For those that didn't catch my FB posts - I woke up yesterday absolutely FREEZING, though the thermostat said mid-70s. Went back to bed and slept (with extra blankets) until around 1pm when I roused myself enough to track down a working thermometer. It said 102, when I usually register about 97. I wasn't too concerned about myself - chills, achiness, and congestion (which could have just been my regular allergies) were the only symptoms I was feeling - I got the vaccine in April and frankly would love an excuse not to go into work for 2 weeks. But I had lunch with a friend on Saturday who has an 11-year-old at home. So I was *really* concerned I might have passed something on to her to take home to the unvaxxed kid. But I was feeling a lot better by last night, and my temp when I went to bed said 99. This morning it was back to 97. So apparently, 24 hour bugs are still a thing. And I was already working from home today, so that works out.

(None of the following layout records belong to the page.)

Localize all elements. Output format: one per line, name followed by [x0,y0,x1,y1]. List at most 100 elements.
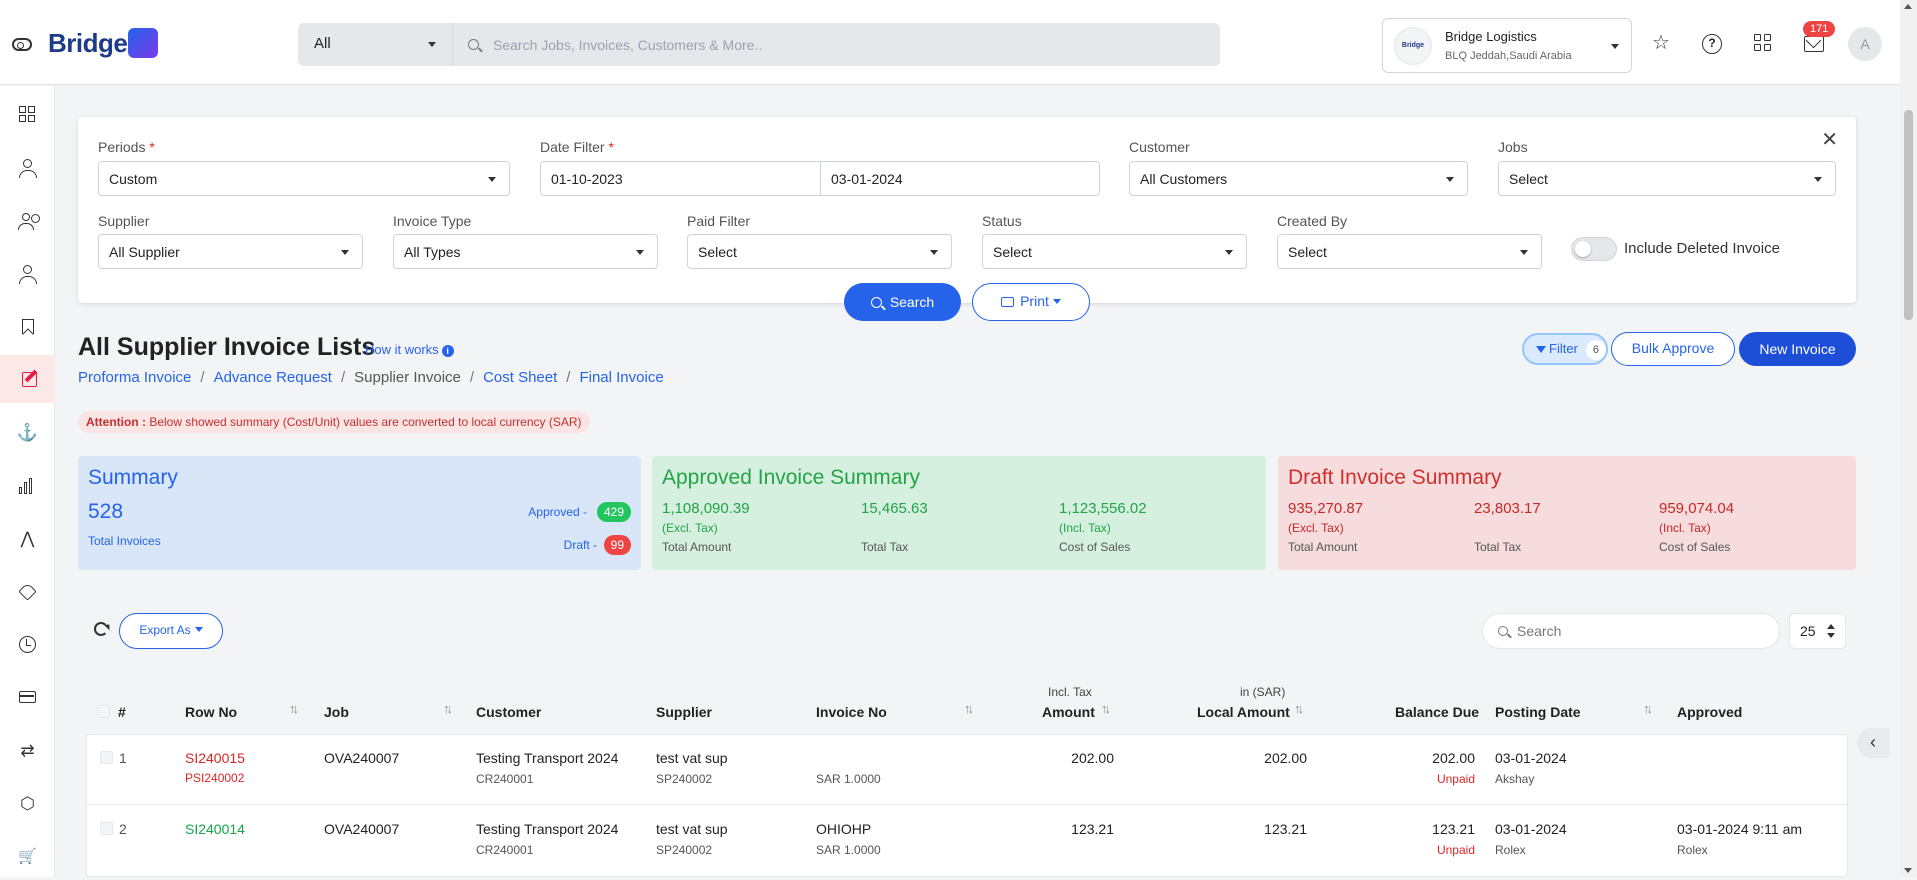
include-deleted-toggle[interactable] [1571,237,1617,261]
draft-summary-title: Draft Invoice Summary [1288,466,1502,489]
sidebar-item-cart[interactable]: 🛒 [0,832,55,880]
row-checkbox[interactable] [100,822,113,835]
col-customer[interactable]: Customer [476,704,541,720]
customer-label: Customer [1129,139,1190,155]
app-logo[interactable]: Bridge [48,28,159,59]
filter-button[interactable]: Filter 6 [1522,333,1608,365]
sidebar-item-add-user[interactable] [0,249,55,297]
sidebar-item-anchor[interactable]: ⚓ [0,408,55,456]
star-icon[interactable]: ☆ [1652,33,1672,54]
sidebar-item-reports[interactable] [0,461,55,509]
date-from-field[interactable]: 01-10-2023 [540,161,821,196]
invoice-no-cell: OHIOHP [816,821,872,837]
supplier-value: All Supplier [109,244,180,260]
page-size-select[interactable]: 25 [1789,613,1846,649]
periods-select[interactable]: Custom [98,161,510,196]
export-button[interactable]: Export As [119,613,223,649]
col-balance-due[interactable]: Balance Due [1395,704,1479,720]
company-switcher[interactable]: Bridge Bridge Logistics BLQ Jeddah,Saudi… [1382,18,1632,73]
clock-icon [19,635,36,653]
breadcrumb-final-invoice[interactable]: Final Invoice [579,369,663,386]
col-amount[interactable]: Amount [1042,704,1095,720]
sidebar-item-invoices[interactable] [0,355,55,403]
sort-updown-icon [1827,624,1835,638]
customer-select[interactable]: All Customers [1129,161,1468,196]
metric-label: Cost of Sales [1659,540,1731,554]
approved-total-tax: 15,465.63 . Total Tax [861,500,928,554]
notification-badge: 171 [1803,21,1836,37]
print-button[interactable]: Print [972,283,1090,321]
avatar[interactable]: A [1848,27,1882,61]
sidebar-item-users[interactable] [0,196,55,244]
search-type-select[interactable]: All [298,23,453,66]
sort-icon[interactable]: ↑↓ [964,701,974,716]
page-scrollbar[interactable] [1900,0,1917,877]
jobs-select[interactable]: Select [1498,161,1836,196]
row-no-link[interactable]: SI240014 [185,821,245,837]
collapse-panel-icon[interactable]: ‹ [1857,728,1889,758]
sidebar-item-payments[interactable] [0,673,55,721]
sort-icon[interactable]: ↑↓ [1643,701,1653,716]
sort-icon[interactable]: ↑↓ [289,701,299,716]
new-invoice-button[interactable]: New Invoice [1739,332,1856,366]
company-name: Bridge Logistics [1445,29,1537,44]
sort-icon[interactable]: ↑↓ [1294,701,1304,716]
jobs-value: Select [1509,171,1548,187]
sidebar-item-tags[interactable] [0,567,55,615]
sidebar-item-transfers[interactable]: ⇄ [0,726,55,774]
breadcrumb-proforma-invoice[interactable]: Proforma Invoice [78,369,191,386]
scrollbar-thumb[interactable] [1904,110,1913,320]
bulk-approve-button[interactable]: Bulk Approve [1611,332,1735,366]
breadcrumb-cost-sheet[interactable]: Cost Sheet [483,369,557,386]
col-local-amount[interactable]: Local Amount [1197,704,1290,720]
metric-value: 23,803.17 [1474,500,1541,517]
col-posting-date[interactable]: Posting Date [1495,704,1581,720]
sort-icon[interactable]: ↑↓ [1101,701,1111,716]
sort-icon[interactable]: ↑↓ [443,701,453,716]
logo-mark-icon [128,28,159,58]
row-no-sub[interactable]: PSI240002 [185,771,244,785]
sidebar-item-dashboard[interactable] [0,90,55,138]
approved-total-amount: 1,108,090.39 (Excl. Tax) Total Amount [662,500,750,554]
how-it-works-link[interactable]: How it works i [365,342,454,357]
supplier-select[interactable]: All Supplier [98,234,363,269]
chevron-down-icon [1814,177,1822,182]
invoice-type-select[interactable]: All Types [393,234,658,269]
sidebar-item-navigation[interactable]: ⋀ [0,514,55,562]
supplier-cell: test vat sup [656,750,728,766]
refresh-icon[interactable] [94,622,108,636]
scroll-down-icon[interactable] [1904,868,1912,873]
apps-icon[interactable] [1754,34,1774,54]
close-icon[interactable]: ✕ [1821,127,1838,152]
search-icon [870,297,882,308]
row-checkbox[interactable] [100,751,113,764]
col-invoice-no[interactable]: Invoice No [816,704,887,720]
table-search-input[interactable] [1517,614,1767,648]
col-supplier[interactable]: Supplier [656,704,712,720]
scroll-up-icon[interactable] [1904,4,1912,9]
search-button[interactable]: Search [844,283,961,321]
breadcrumb-advance-request[interactable]: Advance Request [214,369,332,386]
supplier-code: SP240002 [656,772,713,786]
mail-icon[interactable] [1804,36,1824,52]
select-all-checkbox[interactable] [97,705,110,718]
breadcrumb-separator: / [566,369,571,386]
col-row-no[interactable]: Row No [185,704,237,720]
supplier-label: Supplier [98,213,150,229]
global-search-input[interactable] [493,23,1193,66]
help-icon[interactable]: ? [1702,34,1722,54]
sidebar-item-history[interactable] [0,620,55,668]
created-by-select[interactable]: Select [1277,234,1542,269]
customer-cell: Testing Transport 2024 [476,750,619,766]
row-no-link[interactable]: SI240015 [185,750,245,766]
status-select[interactable]: Select [982,234,1247,269]
sidebar-item-bookmark[interactable] [0,302,55,350]
date-to-field[interactable]: 03-01-2024 [820,161,1100,196]
col-job[interactable]: Job [324,704,349,720]
date-filter-label-text: Date Filter [540,139,605,155]
sidebar-item-inventory[interactable]: ⬡ [0,779,55,827]
sidebar-item-user[interactable] [0,143,55,191]
paid-filter-select[interactable]: Select [687,234,952,269]
menu-toggle-icon[interactable] [12,38,32,51]
col-approved[interactable]: Approved [1677,704,1742,720]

I'm glad the bug was short-lived, Epic!
Epic, people didn't claim to be gay because the prejudice and repercussions were devastating. Young men who were even thought to be gay (usually called something much less polite) were subject to social shunning and being beaten up with little or no provocation. They could be denied jobs (at a previous - terrible - job, one young man was fired for being insufficiently closeted), housing ... the whole range of things you need to survive.
Hello people! I am over a week done with radiation & have random itchy, peely, dry skin on the treated area. I slather the area with a number of different medicated goos three times a day & I hope it’s not going to take too long to heal. I’m picking up my anti- hormone pills on Thursday (payday) - I’m hoping to get some help with the cost because even with my insurance it’s expensive (for me). Luckily there is a program the the social worker from the hospital believes I qualify for. Fingers crossed.
My next thing is getting the shingles vaccine & after that a tetanus shot.
ION, I saw this interview over in the BBC’s Instagram & thought of Jilli: [link]
Thanks, Todd. I suppose I was only thinking of the microcosm of the "Hair" world, where everybody was fine with Wolf's crushes on both Claude and Mick Jagger, not so much the world at large - much less open-minded.
Yay for no more radiation! Fingers crossed for healing and affordable meds!